- Directed by: André Cayatte
- Written by: André Cayatte Gérard Oury dialogue: Jean Meckert Denis Perret
- Produced by: Henry Deutschmeister Alain Poiré Robert Sussfeld (executive producer)
- Starring: Michèle Morgan Bourvil Ivan Desny
- Cinematography: Christian Matras
- Edited by: Paul Cayatte
- Music by: Louiguy
- Production companies: CEI Incom Franco London Films Paris Union Films Société Nouvelle des Établissements Gaumont (SNEG)
- Distributed by: Société des Etablissements L. Gaumont
- Release date: 15 October 1958;
- Running time: 98 minutes
- Countries: France Italy
- Language: French

= Le Miroir à deux faces =

Le Miroir à deux faces is a 1958 French drama film directed by André Cayatte who co-wrote screenplay with Gérard Oury, Jean Meckert and Denis Perret. The film stars Michèle Morgan, Bourvil and Ivan Desny.
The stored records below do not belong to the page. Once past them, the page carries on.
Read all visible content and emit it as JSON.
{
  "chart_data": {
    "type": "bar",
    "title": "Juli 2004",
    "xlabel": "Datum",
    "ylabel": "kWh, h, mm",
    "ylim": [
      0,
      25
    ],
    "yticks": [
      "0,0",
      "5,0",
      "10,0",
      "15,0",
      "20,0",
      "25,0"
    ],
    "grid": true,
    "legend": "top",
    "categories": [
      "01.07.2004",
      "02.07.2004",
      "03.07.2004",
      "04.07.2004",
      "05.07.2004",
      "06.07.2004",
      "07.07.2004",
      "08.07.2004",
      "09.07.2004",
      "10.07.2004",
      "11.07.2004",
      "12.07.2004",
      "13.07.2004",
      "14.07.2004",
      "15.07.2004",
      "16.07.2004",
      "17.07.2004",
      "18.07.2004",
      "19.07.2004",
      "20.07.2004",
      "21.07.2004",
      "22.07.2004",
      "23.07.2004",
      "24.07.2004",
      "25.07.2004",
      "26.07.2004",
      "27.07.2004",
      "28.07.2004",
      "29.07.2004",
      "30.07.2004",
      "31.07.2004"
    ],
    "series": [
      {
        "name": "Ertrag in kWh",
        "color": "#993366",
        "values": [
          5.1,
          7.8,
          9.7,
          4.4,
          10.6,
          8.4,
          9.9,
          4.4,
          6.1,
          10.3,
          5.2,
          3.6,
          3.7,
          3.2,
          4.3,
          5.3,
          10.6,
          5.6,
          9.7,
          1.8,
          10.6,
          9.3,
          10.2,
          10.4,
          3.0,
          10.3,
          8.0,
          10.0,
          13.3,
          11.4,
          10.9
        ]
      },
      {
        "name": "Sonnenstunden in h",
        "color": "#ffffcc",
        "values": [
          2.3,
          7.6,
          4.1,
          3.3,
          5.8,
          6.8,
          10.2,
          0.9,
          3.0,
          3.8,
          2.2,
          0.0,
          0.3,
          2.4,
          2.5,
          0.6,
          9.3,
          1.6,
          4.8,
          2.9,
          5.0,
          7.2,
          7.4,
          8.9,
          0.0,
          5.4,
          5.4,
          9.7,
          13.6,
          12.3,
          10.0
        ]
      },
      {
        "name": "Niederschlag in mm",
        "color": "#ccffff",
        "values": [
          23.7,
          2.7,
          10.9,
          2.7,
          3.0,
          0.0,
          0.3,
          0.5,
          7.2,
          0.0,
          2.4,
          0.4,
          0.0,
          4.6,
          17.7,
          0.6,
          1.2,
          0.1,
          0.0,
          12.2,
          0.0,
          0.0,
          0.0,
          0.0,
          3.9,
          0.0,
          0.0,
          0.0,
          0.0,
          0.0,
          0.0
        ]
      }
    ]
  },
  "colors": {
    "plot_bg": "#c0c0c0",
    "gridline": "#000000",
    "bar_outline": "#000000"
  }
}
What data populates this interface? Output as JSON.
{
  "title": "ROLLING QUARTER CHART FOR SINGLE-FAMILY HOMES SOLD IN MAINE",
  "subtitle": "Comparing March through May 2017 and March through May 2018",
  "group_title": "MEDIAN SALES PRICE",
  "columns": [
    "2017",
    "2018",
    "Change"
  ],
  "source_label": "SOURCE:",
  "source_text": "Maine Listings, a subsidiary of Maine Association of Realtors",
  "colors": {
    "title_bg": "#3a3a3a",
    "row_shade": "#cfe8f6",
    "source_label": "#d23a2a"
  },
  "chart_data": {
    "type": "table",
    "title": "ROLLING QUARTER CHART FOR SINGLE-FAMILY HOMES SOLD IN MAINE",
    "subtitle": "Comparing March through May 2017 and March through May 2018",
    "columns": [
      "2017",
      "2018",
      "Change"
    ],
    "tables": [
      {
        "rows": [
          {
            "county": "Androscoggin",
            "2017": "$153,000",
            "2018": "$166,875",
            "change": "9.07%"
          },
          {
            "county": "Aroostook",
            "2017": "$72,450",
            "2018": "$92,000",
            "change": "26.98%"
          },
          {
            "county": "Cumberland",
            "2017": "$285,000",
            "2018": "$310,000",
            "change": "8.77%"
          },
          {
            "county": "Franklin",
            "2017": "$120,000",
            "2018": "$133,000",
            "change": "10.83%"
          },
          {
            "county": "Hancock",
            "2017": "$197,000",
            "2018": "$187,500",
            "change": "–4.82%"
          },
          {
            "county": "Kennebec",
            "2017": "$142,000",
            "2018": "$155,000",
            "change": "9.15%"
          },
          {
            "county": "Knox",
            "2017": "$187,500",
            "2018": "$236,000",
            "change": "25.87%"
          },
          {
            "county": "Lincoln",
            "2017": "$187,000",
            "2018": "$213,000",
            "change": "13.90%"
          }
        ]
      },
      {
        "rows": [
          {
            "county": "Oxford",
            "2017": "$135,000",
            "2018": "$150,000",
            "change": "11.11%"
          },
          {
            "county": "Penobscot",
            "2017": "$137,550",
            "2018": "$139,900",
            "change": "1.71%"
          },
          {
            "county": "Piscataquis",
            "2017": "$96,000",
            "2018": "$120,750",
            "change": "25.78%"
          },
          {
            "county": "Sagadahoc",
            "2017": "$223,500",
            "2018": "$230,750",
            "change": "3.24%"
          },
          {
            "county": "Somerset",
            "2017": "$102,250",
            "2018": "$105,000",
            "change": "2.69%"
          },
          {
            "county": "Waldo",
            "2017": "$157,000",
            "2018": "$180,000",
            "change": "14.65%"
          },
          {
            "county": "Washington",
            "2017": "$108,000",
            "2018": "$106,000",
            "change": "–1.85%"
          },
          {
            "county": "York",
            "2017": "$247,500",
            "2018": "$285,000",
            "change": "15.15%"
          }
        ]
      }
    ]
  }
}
It was called The Mirror Has Two Faces in English, but this is not the literal translation; the word is à ("with") not a ("has"), and so would be better translated as The Two-Sided Mirror.

The film was loosely remade in the U.S. as The Mirror Has Two Faces (1996) adapted by Richard LaGravenese, and starring Barbra Streisand and Jeff Bridges.

==Synopsis==
Pierre Tardivet, a professor, marries Marie-José Vauzange, a sensitive and intelligent girl who is physically unattractive. Tardivet soon begins to treat Marie-José cruelly, making her life very unpleasant and joyless. Two children are born from the marriage. Tardivet is injured in a car accident and is tended to by Dr. Bosc, a famous plastic surgeon. Bosc operates on Marie-José as well and transforms her into a beautiful woman. Tardivet then begins to treat her even more cruelly. He becomes embittered and hateful towards Marie-José because her changed appearance makes him think she is no longer his. Marie-José and her sister's husband, Gérard Durieu, want to elope and restart their lives, but they are stopped when Tardivet kills Dr. Bosc. This dramatic act recalls Marie-José to her duties as a wife and mother, and she renounces her happiness to tend to her husband and children.

==Cast==
- Michèle Morgan - Marie-José
- Bourvil - Tardivet
- Ivan Desny - Gérard
- Elizabeth Manet - Véronique
- Gérard Oury - Dr. Bosc
- Sandra Milo - Ariane
- Georgette Anys - Mme. Benoit
- Julien Carette - M. Benoit
- Georges Chamarat - M. Vauzanges
- Jane Marken - Mme. Vauzanges
- Sylvie - Mme. Tardivet

==Critical reception==
Time Out wrote: "Interesting to re-view this in the light of the Streisand 'remake', though any resemblance are so superficial as to appear coincidental," and added that "Cayatte shows his customary relish for the unpleasant: the nightmare honeymoon in Venice is richly detailed and Sylvie sketches in the quietly venomous mother-in-law with her usual economy. If Streisand's film was quintessential '90s Hollywood feel good, this is equally characteristic '50s French astringency." TV Guide commented: "The filmmakers do a fine job of delving into the problems people face when a fairy tale-like transformation takes place, though the film suffers from an over-analysis of the situation. Also, Morgan is too glamorous to pull off the type of physical transformation that occurs."